In such a teacher-student setup,
- A condition number of
\(\kappa=1\) means that all the features are learned at the same rate. - A
\(\kappa=100\) means that the fastest learning subset of features are learned 100x faster than the slowest. (double descent is observed) - A
\(\kappa=100000\) means that a subset of features is so slow that they do not get learned at all. (traditional U-shaped)
To understand what is going on, we take a closer look at the generalization error.
We show that using the replica method of statistical physics [Engel & Van den Broeck], the generalization error can be derived analytically, such that,
$$\mathcal{L}_G = \frac{1}{2}(1 + Q - 2R)$$
where \(\mathcal{L}_G\) is the generalization error and \(R\) and \(Q\) are defined as,
$$R := \frac{1}{d}{W^*}^TF\hat{W}, \qquad \qquad Q := \frac{1}{d}\hat{W}^TF^TF\hat{W}.$$
Both \(R\) and \(Q\) have clear interpretations; \(R\) is the dot-product between the teacher's weights \(W\) and the student's
We encourage interested readers to visit the main paper in which we derive closed from expressions for \(R(t, \lambda)\) and \(Q(t, \lambda)\), describing their dynamics as a function of training time \(t\) and the regularization coefficient \(\lambda\). The take-home message is that R and Q can be decomposed into two components: A fast-learning component, and a slow-learning component. Essentially, as the fast-learning features overfit, slower-learning features start to fit, resulting in a second descent in test error (Eqs. 11-15 of the paper).
Now, recall the earlier heatmap plot we presented for a ResNet-18 on Cifar-10. We can plot the same heatmap but for our linear teacher-student model and using analytical expression:
A qualitative comparison shows a close match between the two! It is observed that in both experiments, a model with intermediate levels of regularization displays a typical overfitting behavior where the generalization error decreases first and then overfits. This is consistent with the common intuition that larger amounts of regularization act as early stopping. Put differently, learning of slow features requires large weights, which is penalized by the weight-decay. On the other hand, a model with a smaller amount of regularization exhibits the double descent generalization curve.
What comes next?
This blog post studied epoch-wise double descent by leveraging the replica method from statistical physics to characterize the generalization behavior using a set of informative macroscopic parameters (namely, R and Q). Crucially, these quantities can be used to study other learning dynamics phenomena and offer the possibility to be monitored during training, allowing a useful dichotomy of a model's key features influencing generalization.
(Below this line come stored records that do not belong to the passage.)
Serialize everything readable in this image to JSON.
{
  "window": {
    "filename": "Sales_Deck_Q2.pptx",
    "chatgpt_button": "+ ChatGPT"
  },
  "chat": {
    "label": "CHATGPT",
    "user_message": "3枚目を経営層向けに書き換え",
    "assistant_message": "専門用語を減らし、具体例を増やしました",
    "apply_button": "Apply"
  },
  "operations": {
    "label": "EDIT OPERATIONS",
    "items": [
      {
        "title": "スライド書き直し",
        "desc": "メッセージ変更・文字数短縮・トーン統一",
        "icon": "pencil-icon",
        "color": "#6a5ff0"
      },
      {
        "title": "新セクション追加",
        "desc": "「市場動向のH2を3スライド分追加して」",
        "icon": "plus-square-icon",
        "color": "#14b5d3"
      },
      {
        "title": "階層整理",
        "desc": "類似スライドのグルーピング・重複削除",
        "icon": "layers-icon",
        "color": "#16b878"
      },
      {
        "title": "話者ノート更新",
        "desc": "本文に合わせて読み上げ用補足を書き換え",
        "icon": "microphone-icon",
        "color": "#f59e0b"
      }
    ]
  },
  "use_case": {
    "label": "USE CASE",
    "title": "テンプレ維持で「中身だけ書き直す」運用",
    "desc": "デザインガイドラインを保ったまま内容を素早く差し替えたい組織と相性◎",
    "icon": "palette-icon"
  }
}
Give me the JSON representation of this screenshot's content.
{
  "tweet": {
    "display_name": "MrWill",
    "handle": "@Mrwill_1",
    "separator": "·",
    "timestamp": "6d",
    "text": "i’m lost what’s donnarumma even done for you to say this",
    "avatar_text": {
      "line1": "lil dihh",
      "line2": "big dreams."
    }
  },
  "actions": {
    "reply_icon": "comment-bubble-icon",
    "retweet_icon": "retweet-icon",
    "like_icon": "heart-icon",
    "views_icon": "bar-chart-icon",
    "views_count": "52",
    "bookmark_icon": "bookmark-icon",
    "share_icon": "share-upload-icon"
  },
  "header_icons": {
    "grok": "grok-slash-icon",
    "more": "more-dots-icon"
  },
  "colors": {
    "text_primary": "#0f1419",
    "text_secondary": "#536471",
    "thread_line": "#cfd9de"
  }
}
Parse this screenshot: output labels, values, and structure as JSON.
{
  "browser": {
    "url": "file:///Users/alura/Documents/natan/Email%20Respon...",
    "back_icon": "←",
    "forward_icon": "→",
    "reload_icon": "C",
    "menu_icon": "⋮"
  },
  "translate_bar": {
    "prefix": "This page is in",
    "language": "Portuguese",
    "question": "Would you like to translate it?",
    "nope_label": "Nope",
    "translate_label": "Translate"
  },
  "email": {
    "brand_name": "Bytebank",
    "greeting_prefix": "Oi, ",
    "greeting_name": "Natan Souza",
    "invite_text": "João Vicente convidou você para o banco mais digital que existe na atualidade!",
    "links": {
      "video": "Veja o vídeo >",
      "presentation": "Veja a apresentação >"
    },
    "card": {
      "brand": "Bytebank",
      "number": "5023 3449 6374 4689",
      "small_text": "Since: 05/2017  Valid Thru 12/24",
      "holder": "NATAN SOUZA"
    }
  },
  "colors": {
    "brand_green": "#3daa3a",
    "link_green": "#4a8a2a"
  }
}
A future direction to study the generalization dynamics in cases where the first descent is so significant that the training loss decreases to very small values; So small that, either,
- learning slower features becomes practically impossible due to the Gradient Starvation phenomenon [Pezeshki et al.], or
- learning happens after a very large number of epochs. Such behavior, referred to as Grokking [Power et al.], is a phenomenon in which the model abruptly learns to generalize perfectly but long after the training loss has reached very small values.
Finally, while our simple teacher-student setup exhibits certain intriguing phenomena of neural networks, its simplicity introduces several limitations. Studying finer details of the dynamics of neural networks requires more precise, non-linear, and multi-layered models, which introduce novel challenges that remain to be studied in future work.